Christians are called to both serve both one another AND the needy, i.e. “the widow, the orphan and the foreigner among you.”  When we serve one another inside the walls we are serving by extension the ministry of God’s Word.  When we serve outside the walls we are serving the ministry of God’s Work.  Both Word and Works are necessary.

There is the danger of thinking that if we usher or work in children’s ministry, that we are absolved of working in the community.  As a pastor, spending all my free time inside the walls, I even tried to convince myself that I was off the hook.  Nice try.

We only hurt ourselves when we forgo community work because God ordains that kind of service as one of the ways that He changes our heart (i.e. sanctifies us). In short, I hate going, but once I’m there I feel like it was great idea (that’s simple heart change).  And while he’s changing our heart, other hearts are changing as we model (and yes even speak about) the gospel.

We are called to be God’s agents in world repair- the Jewish term is Tikkun Olam.  I especially love Isaiah for his Two Cities Theme: the city of man vs. the city of God- it’s currently a poor crime ridden ghetto filled with people who abuse each other.  But in the end we see its transformation into a Holy City.  Even though its not here yet, we are to be part of that transforming process- now.

Two Places Not to Serve

I hate serving.  I love serving.
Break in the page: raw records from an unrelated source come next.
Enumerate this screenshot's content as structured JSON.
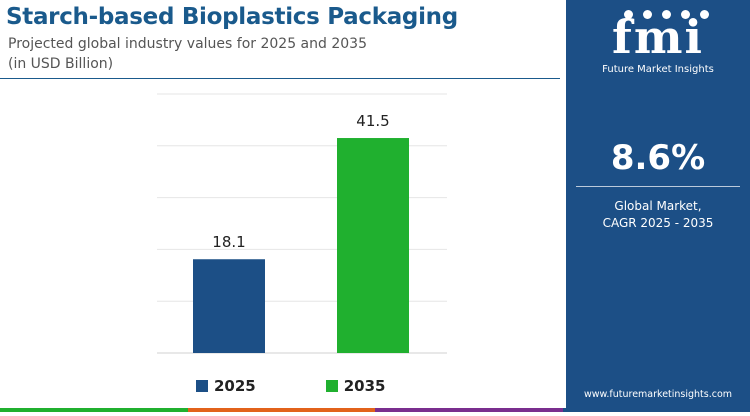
{
  "header": {
    "title": "Starch-based Bioplastics Packaging",
    "subtitle": "Projected global industry values for 2025 and 2035",
    "unit": "(in USD Billion)"
  },
  "chart_data": {
    "type": "bar",
    "title": "Starch-based Bioplastics Packaging",
    "subtitle": "Projected global industry values for 2025 and 2035",
    "ylabel": "",
    "xlabel": "",
    "unit": "(in USD Billion)",
    "categories": [
      "2025",
      "2035"
    ],
    "values": [
      18.1,
      41.5
    ],
    "value_labels": [
      "18.1",
      "41.5"
    ],
    "colors": [
      "#1c4f86",
      "#20b02f"
    ],
    "ylim": [
      0,
      50
    ],
    "grid": true,
    "legend_position": "bottom"
  },
  "legend": {
    "items": [
      {
        "label": "2025",
        "color": "#1c4f86"
      },
      {
        "label": "2035",
        "color": "#20b02f"
      }
    ]
  },
  "side_panel": {
    "logo": "fmi",
    "logo_subtext": "Future Market Insights",
    "cagr_value": "8.6%",
    "cagr_label_line1": "Global Market,",
    "cagr_label_line2": "CAGR 2025 - 2035",
    "website": "www.futuremarketinsights.com"
  },
  "bottom_strip_colors": [
    "#20b02f",
    "#e2621b",
    "#7a2e8e",
    "#1c4f86"
  ]
}
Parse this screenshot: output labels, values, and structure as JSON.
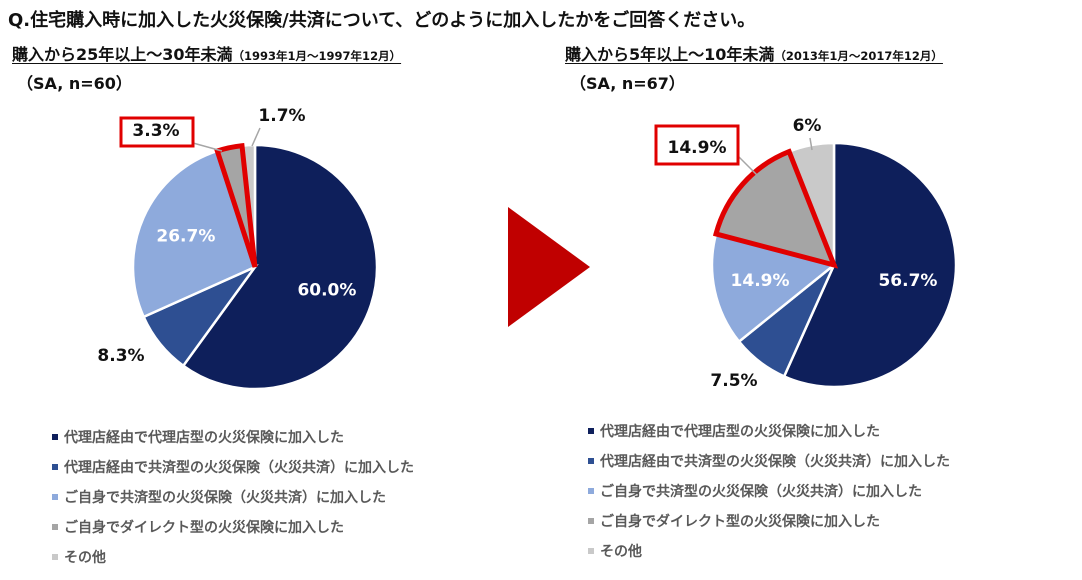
{
  "question": "Q.住宅購入時に加入した火災保険/共済について、どのように加入したかをご回答ください。",
  "colors": {
    "dark_navy": "#0e1f5b",
    "blue": "#2e4f92",
    "light_blue": "#8eaadc",
    "gray": "#a5a5a5",
    "light_gray": "#c9c9c9",
    "highlight": "#e00000",
    "arrow": "#c00000"
  },
  "legend": [
    "代理店経由で代理店型の火災保険に加入した",
    "代理店経由で共済型の火災保険（火災共済）に加入した",
    "ご自身で共済型の火災保険（火災共済）に加入した",
    "ご自身でダイレクト型の火災保険に加入した",
    "その他"
  ],
  "chart_data": [
    {
      "type": "pie",
      "title": "購入から25年以上〜30年未満",
      "period": "（1993年1月〜1997年12月）",
      "sample": "（SA, n=60）",
      "categories": [
        "代理店経由で代理店型の火災保険に加入した",
        "代理店経由で共済型の火災保険（火災共済）に加入した",
        "ご自身で共済型の火災保険（火災共済）に加入した",
        "ご自身でダイレクト型の火災保険に加入した",
        "その他"
      ],
      "values": [
        60.0,
        8.3,
        26.7,
        3.3,
        1.7
      ],
      "labels": [
        "60.0%",
        "8.3%",
        "26.7%",
        "3.3%",
        "1.7%"
      ],
      "highlighted_index": 3
    },
    {
      "type": "pie",
      "title": "購入から5年以上〜10年未満",
      "period": "（2013年1月〜2017年12月）",
      "sample": "（SA, n=67）",
      "categories": [
        "代理店経由で代理店型の火災保険に加入した",
        "代理店経由で共済型の火災保険（火災共済）に加入した",
        "ご自身で共済型の火災保険（火災共済）に加入した",
        "ご自身でダイレクト型の火災保険に加入した",
        "その他"
      ],
      "values": [
        56.7,
        7.5,
        14.9,
        14.9,
        6
      ],
      "labels": [
        "56.7%",
        "7.5%",
        "14.9%",
        "14.9%",
        "6%"
      ],
      "highlighted_index": 3
    }
  ]
}
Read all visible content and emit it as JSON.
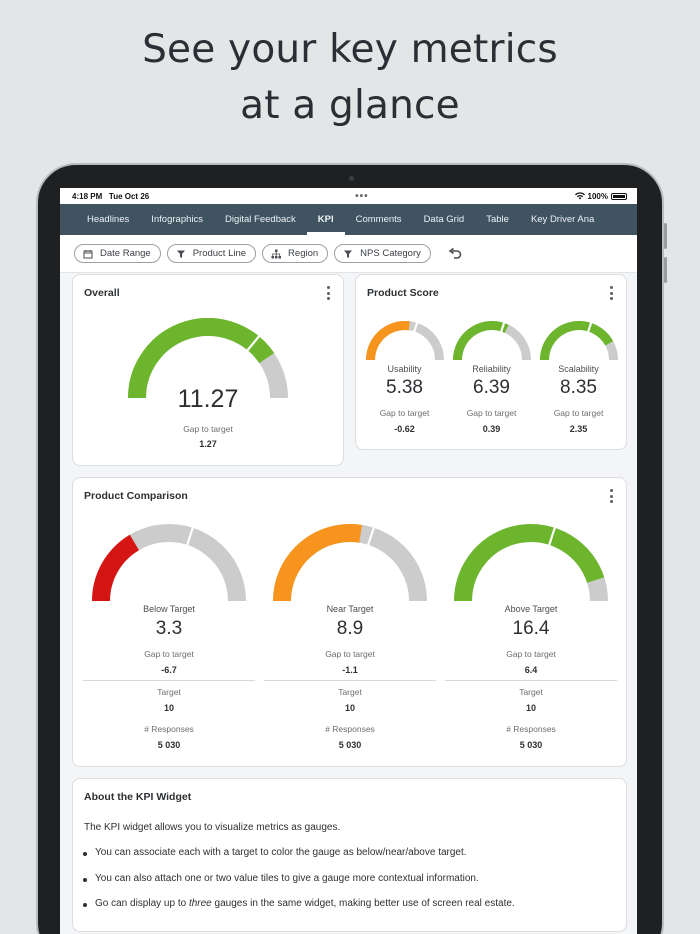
{
  "promo": {
    "headline_line1": "See your key metrics",
    "headline_line2": "at a glance"
  },
  "status_bar": {
    "time": "4:18 PM",
    "date": "Tue Oct 26",
    "battery": "100%"
  },
  "nav": {
    "tabs": [
      "Headlines",
      "Infographics",
      "Digital Feedback",
      "KPI",
      "Comments",
      "Data Grid",
      "Table",
      "Key Driver Ana"
    ],
    "active_tab": "KPI"
  },
  "filters": [
    {
      "label": "Date Range",
      "icon": "calendar-icon"
    },
    {
      "label": "Product Line",
      "icon": "filter-icon"
    },
    {
      "label": "Region",
      "icon": "hierarchy-icon"
    },
    {
      "label": "NPS Category",
      "icon": "filter-icon"
    }
  ],
  "colors": {
    "green": "#6cb52d",
    "orange": "#f7941d",
    "red": "#d51414",
    "grey": "#cccccc",
    "nav": "#3f5361"
  },
  "overall": {
    "title": "Overall",
    "value": "11.27",
    "gap_label": "Gap to target",
    "gap_value": "1.27",
    "fraction": 0.81,
    "target_fraction": 0.72,
    "color": "#6cb52d"
  },
  "product_score": {
    "title": "Product Score",
    "items": [
      {
        "name": "Usability",
        "value": "5.38",
        "gap_label": "Gap to target",
        "gap_value": "-0.62",
        "fraction": 0.54,
        "target_fraction": 0.6,
        "color": "#f7941d"
      },
      {
        "name": "Reliability",
        "value": "6.39",
        "gap_label": "Gap to target",
        "gap_value": "0.39",
        "fraction": 0.64,
        "target_fraction": 0.6,
        "color": "#6cb52d"
      },
      {
        "name": "Scalability",
        "value": "8.35",
        "gap_label": "Gap to target",
        "gap_value": "2.35",
        "fraction": 0.84,
        "target_fraction": 0.6,
        "color": "#6cb52d"
      }
    ]
  },
  "product_comparison": {
    "title": "Product Comparison",
    "items": [
      {
        "name": "Below Target",
        "value": "3.3",
        "gap_label": "Gap to target",
        "gap_value": "-6.7",
        "target_label": "Target",
        "target_value": "10",
        "responses_label": "# Responses",
        "responses_value": "5 030",
        "fraction": 0.33,
        "target_fraction": 0.6,
        "color": "#d51414"
      },
      {
        "name": "Near Target",
        "value": "8.9",
        "gap_label": "Gap to target",
        "gap_value": "-1.1",
        "target_label": "Target",
        "target_value": "10",
        "responses_label": "# Responses",
        "responses_value": "5 030",
        "fraction": 0.55,
        "target_fraction": 0.6,
        "color": "#f7941d"
      },
      {
        "name": "Above Target",
        "value": "16.4",
        "gap_label": "Gap to target",
        "gap_value": "6.4",
        "target_label": "Target",
        "target_value": "10",
        "responses_label": "# Responses",
        "responses_value": "5 030",
        "fraction": 0.9,
        "target_fraction": 0.6,
        "color": "#6cb52d"
      }
    ]
  },
  "about": {
    "title": "About the KPI Widget",
    "intro": "The KPI widget allows you to visualize metrics as gauges.",
    "bullets": [
      "You can associate each with a target to color the gauge as below/near/above target.",
      "You can also attach one or two value tiles to give a gauge more contextual information."
    ],
    "bullet3_before": "Go can display up to ",
    "bullet3_em": "three",
    "bullet3_after": " gauges in the same widget, making better use of screen real estate."
  }
}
You could say I have a love/hate relationship with serving.  I hate getting started because its inconvenient.  It takes me out of my game.  I don’t know anybody there.  I don’t know what to do or how to do it.  So my default setting is usually: “don’t I do enough already?”  Then, after the guilt sets in, the evil twin of, “I don’t do enough.”

These are the two places from which Christians should never serve.  Because frankly, you could never “do enough” or not “do enough.”  Christ already did everything.  The first is born of pride the second guilt.  If we’re “doing enough,” we’re taking credit for doing something that we think should cause God to love us more.  And when we’re not “doing enough” we think God loves us less.  Both attitudes are opposite sides of the sanctification by works coin.  God won’t love you more for doing more and he won’t love you less for dong less. But precisely because he loves us unconditionally like that- we should love him back- in obedience.

So rather than looking at service opportunities from the “works” binary, simply try to obey… for obedience sake.  Simple obedience is the gateway drug to sanctification.  Now surely there will be valid times when you can’t or shouldn’t.  But simple obedience gets us over the reluctance hump.  Once you try it, figure it out, meet the people, serving becomes something you want to do rather than have to do.  That’s a heart being sanctified.